This is just to reinforce today’s lecture. The idea is that many concepts:
- The limit of \(f(x)\) of a limit at \(x = a\),
- The continuity of \(f(x)\) at \(x= a\),
- The differentiability of \(f(x)\) at \(x=a\),
- The point \(a\) being a local maximum of \(f(x)\)
Only depend on the behavior of \(f(x)\) in a region \((a-\delta,a+\delta)\) for any \(\delta\).
But is there anything that is not a “local” property of a function?
Here local means some fact that can really be detected in one of these very small neighbourhoods of \(a\). One property is being a maximum (not must a local maximum). Remember that we proved the following:
Theorem: If \(f(x)\) is continuous on a closed interval \([a,b]\), then \(f(x)\) obtains a maximal value. That is, there exists a \(c \in [a,b]\) so that \(f(c) \ge f(x)\) for all \(x \in [a,b]\).
To prove this theorem, we really had to exploit not only continuity but also some extra properties of the real numbers, namely that any non-empty bounded set \(A\) has a least upper bound \(\mathrm{sup}(A)\). One reason why it is hard to prove is that we had to use local properties of continuity to establish something on the entire interval (which by contrast we call a global property). Leaving that aside, the property of being a maximum value is not a local property. That is, suppose you have a differentiable function \(f(x)\) on an interval \([a,b]\), and you know the behavior of the function \(f(x)\) around a point \(c\). On Friday, we will prove the following:
Theorem: If \(f(x)\) is differentiable at \(c\) and \(c\) is a local maximum of \(f(x)\), then \(f'(c)=0\).
However, something we can not do is tell whether \(c\) is actually a maximum of \(f(x)\) on the entire interval just by looking at the behavior around \(x =c\). This is hopefully intuitive, but let’s give an example. Consider the following three functions:
\[\begin{aligned}
a(x) & = 3 x^4 – 20 x^3 + 36 x^2, \\
b(x) & = 12 x^4 – 80 x^3 + 162 x^2 – 108 x + 33, \\
c(x) & = \begin{cases} a(x), & x < 1, \\
b(x), & x \ge 1. \end{cases} \end{aligned}\]

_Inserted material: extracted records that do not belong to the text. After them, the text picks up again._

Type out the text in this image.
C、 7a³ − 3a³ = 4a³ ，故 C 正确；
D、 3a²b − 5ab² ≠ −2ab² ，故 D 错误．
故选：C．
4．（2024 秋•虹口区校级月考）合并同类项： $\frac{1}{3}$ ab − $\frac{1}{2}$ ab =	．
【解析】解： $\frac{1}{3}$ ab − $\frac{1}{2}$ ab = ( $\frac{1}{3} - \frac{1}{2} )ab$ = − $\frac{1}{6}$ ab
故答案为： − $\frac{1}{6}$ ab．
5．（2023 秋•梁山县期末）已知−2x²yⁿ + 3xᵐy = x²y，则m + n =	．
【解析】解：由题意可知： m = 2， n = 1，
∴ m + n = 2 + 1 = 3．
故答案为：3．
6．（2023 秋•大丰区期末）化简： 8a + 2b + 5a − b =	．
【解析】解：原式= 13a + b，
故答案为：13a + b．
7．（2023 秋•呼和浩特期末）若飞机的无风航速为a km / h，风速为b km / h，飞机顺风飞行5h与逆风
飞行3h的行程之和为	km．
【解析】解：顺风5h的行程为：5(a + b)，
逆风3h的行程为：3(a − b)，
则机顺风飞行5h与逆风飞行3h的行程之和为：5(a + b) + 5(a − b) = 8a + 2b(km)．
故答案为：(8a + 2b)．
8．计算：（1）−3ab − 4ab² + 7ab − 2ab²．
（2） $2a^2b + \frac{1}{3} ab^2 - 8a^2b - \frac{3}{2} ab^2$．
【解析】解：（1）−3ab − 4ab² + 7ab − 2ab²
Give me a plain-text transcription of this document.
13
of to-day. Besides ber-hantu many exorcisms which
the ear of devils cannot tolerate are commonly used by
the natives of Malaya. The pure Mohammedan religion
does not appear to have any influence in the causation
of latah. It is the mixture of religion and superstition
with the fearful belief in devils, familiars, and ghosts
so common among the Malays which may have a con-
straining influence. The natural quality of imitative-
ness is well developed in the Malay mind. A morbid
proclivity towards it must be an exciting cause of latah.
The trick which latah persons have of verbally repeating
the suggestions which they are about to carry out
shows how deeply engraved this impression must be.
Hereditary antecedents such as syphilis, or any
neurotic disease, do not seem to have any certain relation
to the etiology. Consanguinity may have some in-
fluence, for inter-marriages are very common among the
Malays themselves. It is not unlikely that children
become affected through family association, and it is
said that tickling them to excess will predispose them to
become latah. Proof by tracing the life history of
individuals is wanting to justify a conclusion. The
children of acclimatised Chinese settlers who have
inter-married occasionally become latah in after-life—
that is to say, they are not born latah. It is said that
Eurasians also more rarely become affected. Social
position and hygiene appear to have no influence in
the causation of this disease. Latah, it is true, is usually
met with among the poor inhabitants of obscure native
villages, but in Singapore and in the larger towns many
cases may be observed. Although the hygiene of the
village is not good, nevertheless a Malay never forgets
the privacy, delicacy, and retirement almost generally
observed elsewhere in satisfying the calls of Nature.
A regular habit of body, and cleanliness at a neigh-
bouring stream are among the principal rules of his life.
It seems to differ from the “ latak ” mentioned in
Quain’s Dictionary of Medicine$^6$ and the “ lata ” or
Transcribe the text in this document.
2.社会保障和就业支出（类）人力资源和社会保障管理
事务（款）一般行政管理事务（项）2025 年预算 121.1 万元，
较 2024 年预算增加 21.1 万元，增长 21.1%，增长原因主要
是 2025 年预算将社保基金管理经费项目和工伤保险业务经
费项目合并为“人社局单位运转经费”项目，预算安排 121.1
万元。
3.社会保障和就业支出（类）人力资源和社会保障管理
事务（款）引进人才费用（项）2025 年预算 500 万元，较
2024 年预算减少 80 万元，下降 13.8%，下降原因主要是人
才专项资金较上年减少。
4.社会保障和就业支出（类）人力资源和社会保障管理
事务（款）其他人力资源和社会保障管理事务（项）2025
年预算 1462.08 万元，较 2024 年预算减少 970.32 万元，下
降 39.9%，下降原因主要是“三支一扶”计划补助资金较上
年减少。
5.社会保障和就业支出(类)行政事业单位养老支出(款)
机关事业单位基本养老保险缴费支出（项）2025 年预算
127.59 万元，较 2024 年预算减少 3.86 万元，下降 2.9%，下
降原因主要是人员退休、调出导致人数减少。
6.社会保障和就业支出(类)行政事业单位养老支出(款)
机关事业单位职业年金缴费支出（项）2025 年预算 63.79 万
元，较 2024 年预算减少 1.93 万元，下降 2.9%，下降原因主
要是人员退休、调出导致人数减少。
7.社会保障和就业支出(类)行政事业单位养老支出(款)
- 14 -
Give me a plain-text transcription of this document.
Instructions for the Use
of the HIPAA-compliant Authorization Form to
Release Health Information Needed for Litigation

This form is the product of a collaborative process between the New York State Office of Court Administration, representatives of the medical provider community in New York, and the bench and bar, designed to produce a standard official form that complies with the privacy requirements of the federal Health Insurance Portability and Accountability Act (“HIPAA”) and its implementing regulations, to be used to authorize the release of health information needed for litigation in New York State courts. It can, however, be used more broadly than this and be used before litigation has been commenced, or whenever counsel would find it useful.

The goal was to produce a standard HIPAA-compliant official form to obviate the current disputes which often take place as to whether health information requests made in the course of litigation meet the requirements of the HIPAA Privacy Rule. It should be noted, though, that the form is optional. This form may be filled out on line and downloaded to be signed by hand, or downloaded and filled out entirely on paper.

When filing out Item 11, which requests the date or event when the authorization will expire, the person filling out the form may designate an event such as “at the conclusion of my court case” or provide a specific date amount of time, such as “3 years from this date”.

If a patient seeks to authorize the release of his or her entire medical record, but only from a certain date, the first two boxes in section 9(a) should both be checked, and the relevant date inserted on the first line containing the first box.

Here is the graph of \(a(x)\) in blue and \(c(x)\) in orange:
I claim that the three functions \(a(x),b(x),c(x)\) are all differentiable. This should be clear for \(a(x)\) and \(b(x)\). For \(c(x)\) it follows from the local principle above except for the point \(x=1\). Note that
\[c(1) = b(1) = 12-80+162-108+33= 19 = 3 – 20 + 36= a(1).\]
To check that \(c(x)\) is differentiable we check that the right and limits both exist and they are both equal. We have
\[\lim_{h \rightarrow 0^{+}} \frac{c(1+h) – c(1)}{h} =
\lim_{h \rightarrow 0^{+}} \frac{b(1+h) – b(1)}{h} = b'(1) = 24.\]
On the other hand, since \(b(1)=a(1)\), we have
\[\lim_{h \rightarrow 0^{-}} \frac{c(1+h) – c(1)}{h} =
\lim_{h \rightarrow 0^{-}} \frac{a(1+h) – a(1)}{h} = a'(1) = 24.\]
The point is that the right and left hand side limits only involve \(a(x)\) or \(b(x)\), and because those functions are differentiable we can compute the limits in terms of those functions and their derivatives. Now let us check the critical points of \(a(x)\), \(b(x)\), and \(c(x)\). We have
\[\begin{aligned} a'(x) & = 12 (-3 + x) (-2 + x) x, \\
b'(x) & = 12 (-3 + x) (-3 + 2 x) (-1 + 2 x) \end{aligned}.\]
Since \(a'(1)=b'(1) = 24\), we get
\[c'(x) = \begin{cases} 12 (-3 + x) (-2 + x) x, & x < 1 \\ 12 (-3 + x) (-3 + 2 x) (-1 + 2 x), & x \ge 1. \end{cases}\] What are the critical points? We get:
- The critical points of \(a(x)\) are \(x = 0,2,3\).
- The critical points of \(c(x)\) are \(x=0,3/2,3\).
We now (finally) get the the point. The functions \(a(x)\) and \(c(x)\) are the same function in a neighbourhood of \(x=0\). So we deduce:
- The functions \(a(x)\) and \(c(x)\) have the same value at \(x = 0\), and the same derivative at \(x=0\).
- The point \(x = 0\) is a local minimum for \(a(x)\) and \(c(x)\).
However, the function \(a(x)\) has its mimimum for all \(x\) at \(x=0\), whereas the function \(c(x)\) does not, it’s minimum occurs at \(x=3\). There is no way to tell this just by looking at these functions around \(x=0\).